进去坐坐也无妨。
当下便跟着他走进了家门。
但见房屋虽然不太宽敞,然而处处悬着锦缎帷幔,墙壁上挂着许多古人的字画。
案头上有一册书,是一本传记,他翻阅了一下,内容都是自己从未见过的,一时起了兴趣,但初来乍到,也不好表现的太明显,只好将其放回原处,与少年在院中转走。

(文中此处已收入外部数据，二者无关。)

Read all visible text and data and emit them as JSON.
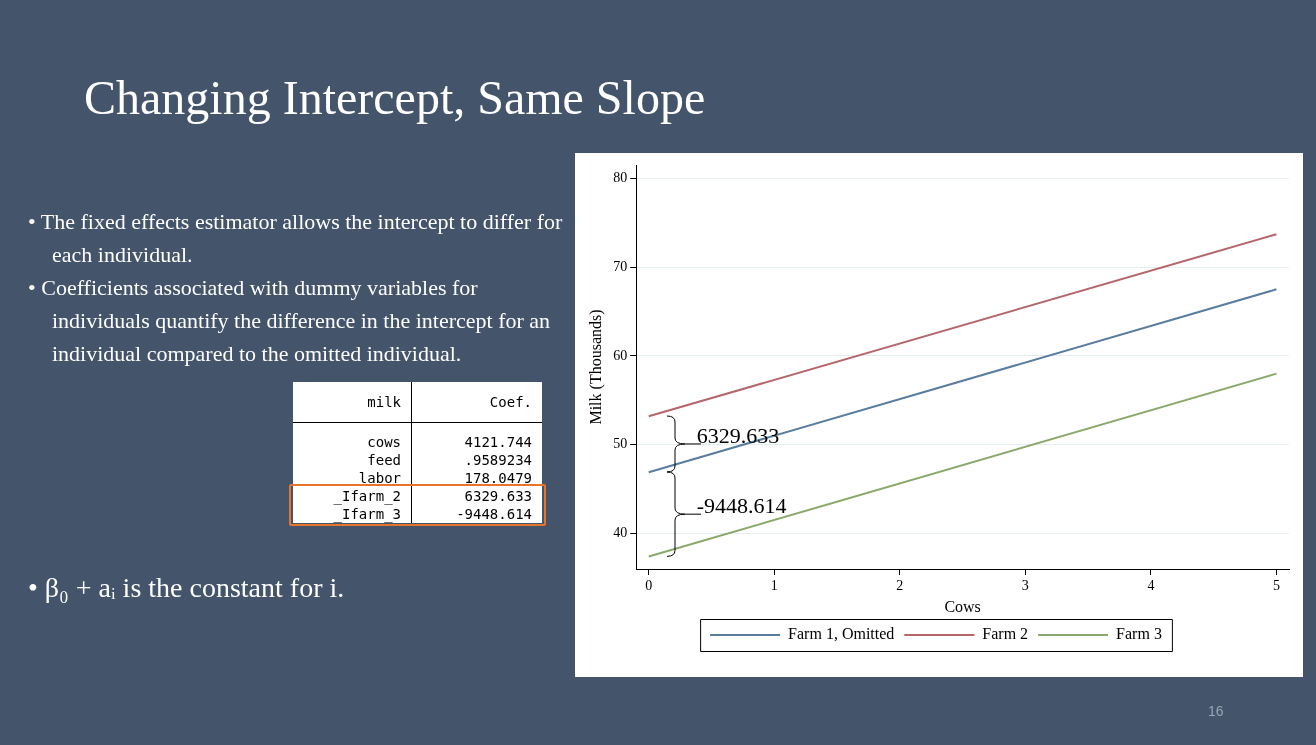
{
  "chart_data": {
    "type": "line",
    "title": "Changing Intercept, Same Slope",
    "xlabel": "Cows",
    "ylabel": "Milk (Thousands)",
    "x": [
      0,
      5
    ],
    "series": [
      {
        "name": "Farm 1, Omitted",
        "color": "#5a7c9e",
        "values": [
          46.9,
          67.5
        ]
      },
      {
        "name": "Farm 2",
        "color": "#b5666b",
        "values": [
          53.2,
          73.7
        ]
      },
      {
        "name": "Farm 3",
        "color": "#89a86a",
        "values": [
          37.4,
          58.0
        ]
      }
    ],
    "xlim": [
      -0.1,
      5.1
    ],
    "xticks": [
      0,
      1,
      2,
      3,
      4,
      5
    ],
    "ylim": [
      36,
      81.5
    ],
    "yticks": [
      40,
      50,
      60,
      70,
      80
    ],
    "grid": "y",
    "legend": "bottom",
    "marker": "none",
    "line_style": "solid",
    "annotations": [
      "• The fixed effects estimator allows the intercept to differ for each individual.",
      "• Coefficients associated with dummy variables for individuals quantify the difference in the intercept for an individual compared to the omitted individual.",
      "• β₀ + aᵢ is the constant for i.",
      "milk",
      "Coef.",
      "cows",
      "4121.744",
      "feed",
      ".9589234",
      "labor",
      "178.0479",
      "_Ifarm_2",
      "6329.633",
      "_Ifarm_3",
      "-9448.614",
      "16",
      "6329.633",
      "-9448.614"
    ]
  }
}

孔世文以为少年是单家的主人,也就不再问他的姓氏家族了,只管跟着他参观宅院。
来到一个凉亭,那少年请孔世文坐下,然后命人热酒上来,二人便坐其中赏起雪来。
少年向孔世文问了他的经历,知道他的遭遇后很同情他,于是劝他设馆教书。
孔世文叹息道:“我这落难在外的人谁能推荐我呢?”
少年道:“如果不嫌弃晚生拙劣,我愿意拜您为师。”
孔世文见他竟然如此尊崇自己,心中大喜,但又不敢当少年的老师,还是请他以朋友相待。
二人喝了些酒,又谈了不少闲话,孔世文突然问道:“你家里为什么老是关着大门?”
少年回答道:“这是单家的宅第,以前因为单公子回乡下居住,所以空闲很久。我姓皇甫,祖先住在陕西。因为家宅被野火烧了,暂且借居此宅安顿在此地。”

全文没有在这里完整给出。